My boss didn’t really like that, since my conclusion was basically “do nothing, we’re doing enough.”  So after some more discussion, he asked if we shouldn’t have some review of a sample of defects every month to see what the root cause is of each of those.  To which I said, “no, we shouldn’t, because your fire-fighting rather than solving why you get bugs in the first place.  If you get the process under control and at a level you can live with, then there’s no need to understand the root cause of every defect anymore.”

Essentially, my point was if you’ve fixed the process, and you have tons of initiatives to try and fix it, then why are you still looking for problems?  Again, that didn’t go over well, so I backed off and said I’d do some additional research.  Hey, I know how to play the game, even if I am stubborn sometimes.  I can’t just fold like a house of cards; I do want to go home with my integrity intact.

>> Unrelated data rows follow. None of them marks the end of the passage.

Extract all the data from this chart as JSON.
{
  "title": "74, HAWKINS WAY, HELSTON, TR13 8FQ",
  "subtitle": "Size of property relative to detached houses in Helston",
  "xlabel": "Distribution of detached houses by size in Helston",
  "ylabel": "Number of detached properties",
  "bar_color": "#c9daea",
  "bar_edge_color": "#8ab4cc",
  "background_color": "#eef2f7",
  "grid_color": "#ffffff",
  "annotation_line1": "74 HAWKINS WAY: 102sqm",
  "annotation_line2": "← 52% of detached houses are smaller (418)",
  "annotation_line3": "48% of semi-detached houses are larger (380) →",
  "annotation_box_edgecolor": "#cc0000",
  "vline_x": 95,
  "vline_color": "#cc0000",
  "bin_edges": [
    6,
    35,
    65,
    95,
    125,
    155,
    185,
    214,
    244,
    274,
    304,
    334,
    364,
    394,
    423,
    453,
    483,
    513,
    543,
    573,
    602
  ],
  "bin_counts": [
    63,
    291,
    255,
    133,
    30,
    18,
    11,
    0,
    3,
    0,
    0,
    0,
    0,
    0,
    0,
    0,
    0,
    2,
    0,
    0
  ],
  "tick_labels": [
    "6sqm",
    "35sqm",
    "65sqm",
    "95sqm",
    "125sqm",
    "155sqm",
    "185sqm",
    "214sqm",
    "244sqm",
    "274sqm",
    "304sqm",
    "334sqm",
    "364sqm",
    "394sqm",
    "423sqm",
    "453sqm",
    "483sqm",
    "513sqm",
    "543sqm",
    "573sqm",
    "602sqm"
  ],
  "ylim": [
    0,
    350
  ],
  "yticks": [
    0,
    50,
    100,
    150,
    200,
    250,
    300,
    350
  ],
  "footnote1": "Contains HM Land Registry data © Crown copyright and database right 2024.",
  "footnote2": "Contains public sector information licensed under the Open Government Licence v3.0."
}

I pulled defects for the last two years and sliced them every which way to look for special cause variation in the number of defects over time.  Hooray C charts!  I also looked at defects per unit of work (very coarsely) by using defects per person month of effort.  All in all, I concluded that I could find no evidence that anything in the process had changed for the better or worse.  The story was a mixed bag.  Good news was we weren’t getting worse and the bad news is we weren’t getting any better either.  But, there’s something to be said for stability.  At least you know where you stand.

Anyway.  As I was driving home tonight a thought popped into my head about all this.  You can’t take an iterative approach, at least not like my boss was proposing, to fixing the process.  Now don’t get me wrong.  You absolutely, positively CAN make some fixes to the process, measure the process again, look for new data and continually improve it.  However, if you have, say, 40 things in flight to change the process and none have been given time to work, I don’t think it’s appropriate to be doing a root cause analysis of a sample of bugs coming in and making more changes.  And, as an alternative, if you’re not going to act on all this root cause work, what’s the point?  I can measure improvement simply with a control chart of defects per unit of work per month.  If we get special cause variation for the better there, then gosh darn it all, our changes are working.  I don’t need all that extra detail to tell me that.

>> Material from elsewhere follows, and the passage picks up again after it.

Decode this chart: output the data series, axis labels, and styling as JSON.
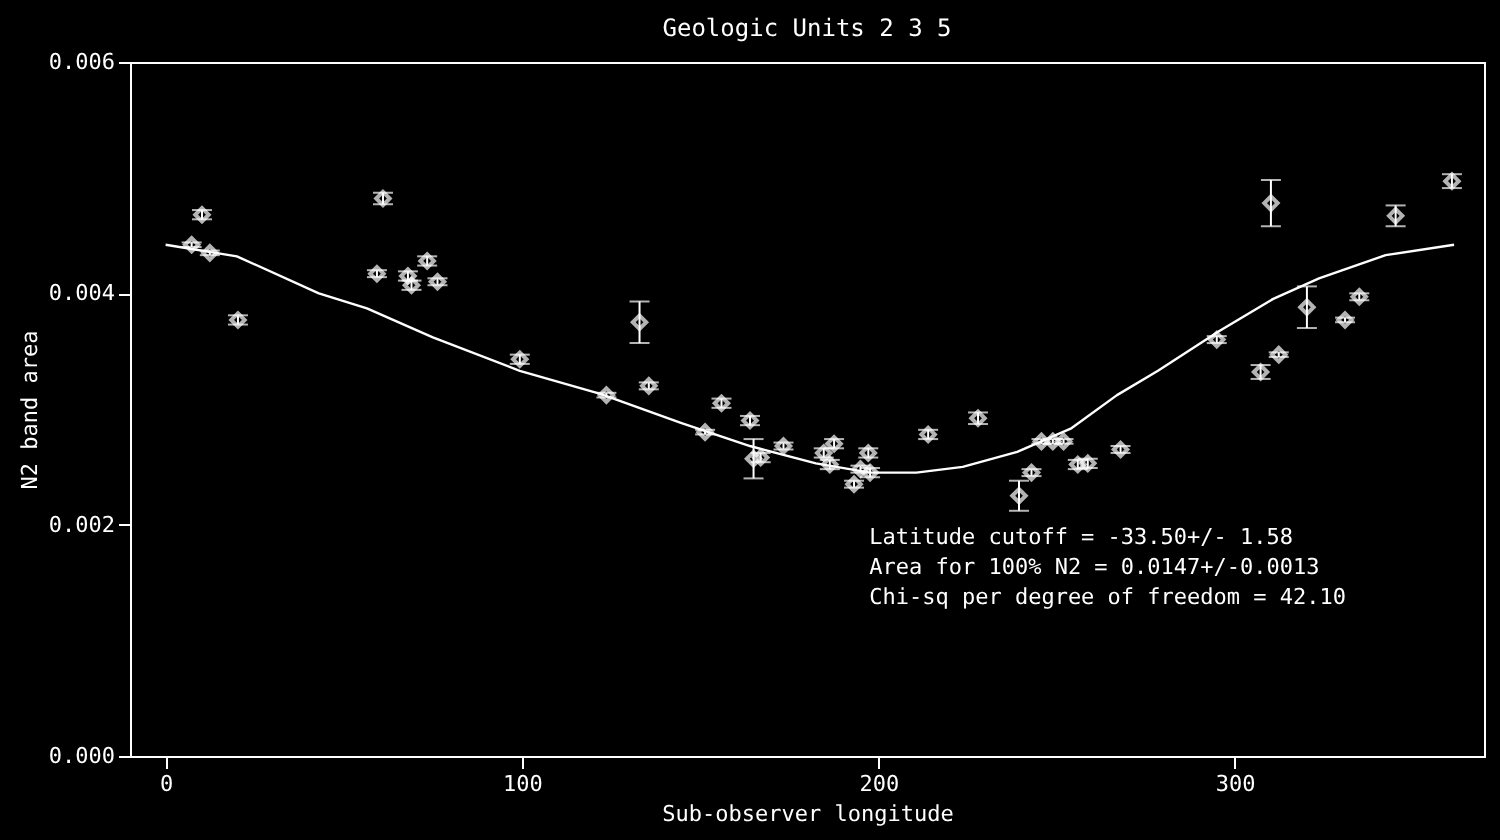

If in-flight fix A hasn’t completed and would solve the problem you just reviewed, then you simply wait for A to go into effect and you’re done.  If instead, you simply make another change to react to what you are seeing now, then you’ll never know if A made the difference or if the thing you just did made the difference.  And while it’s great that the problem got fixed, your only focus cannot be on quality.

I can get you quality.  It’ll cost you limitless amounts of money, but you can have it.  We’ll do all kinds of quality activities, many of which that don’t pay dividends.  But it doesn’t make sense!

If you have measured the process and you know it is stable then you can feel confident that a good random sample of the problems you are seeing today WILL be representative of the problems you will see in the future.  THIS IS THE BIG SECRET OF GOOD SAMPLING!  You CAN learn about what will happen in the future by studying the past if the process is stable.  And if you bothered to get a good random sample, then when you make fixes to the process based on your analysis, you will be preventing the problems that actually are likely to occur again.  On the other hand, if you just react to the bugs you have today, and today’s the day that some idiot new developer introduced a whole bunch of NULL pointer exceptions, you’re going to pay for a process change that isn’t likely to happen again.

Combine that with an in-flux process and as Steve McConnell said in Code Complete “As popular as this practice is, it isn’t effective.  Making changes to code randomly is like poking a jellyfish with a stick to see if it moves.  You’re not learning anything; you’re just goofing around.”  The same applies to process work.  STOP POKING THE JELLYFISH!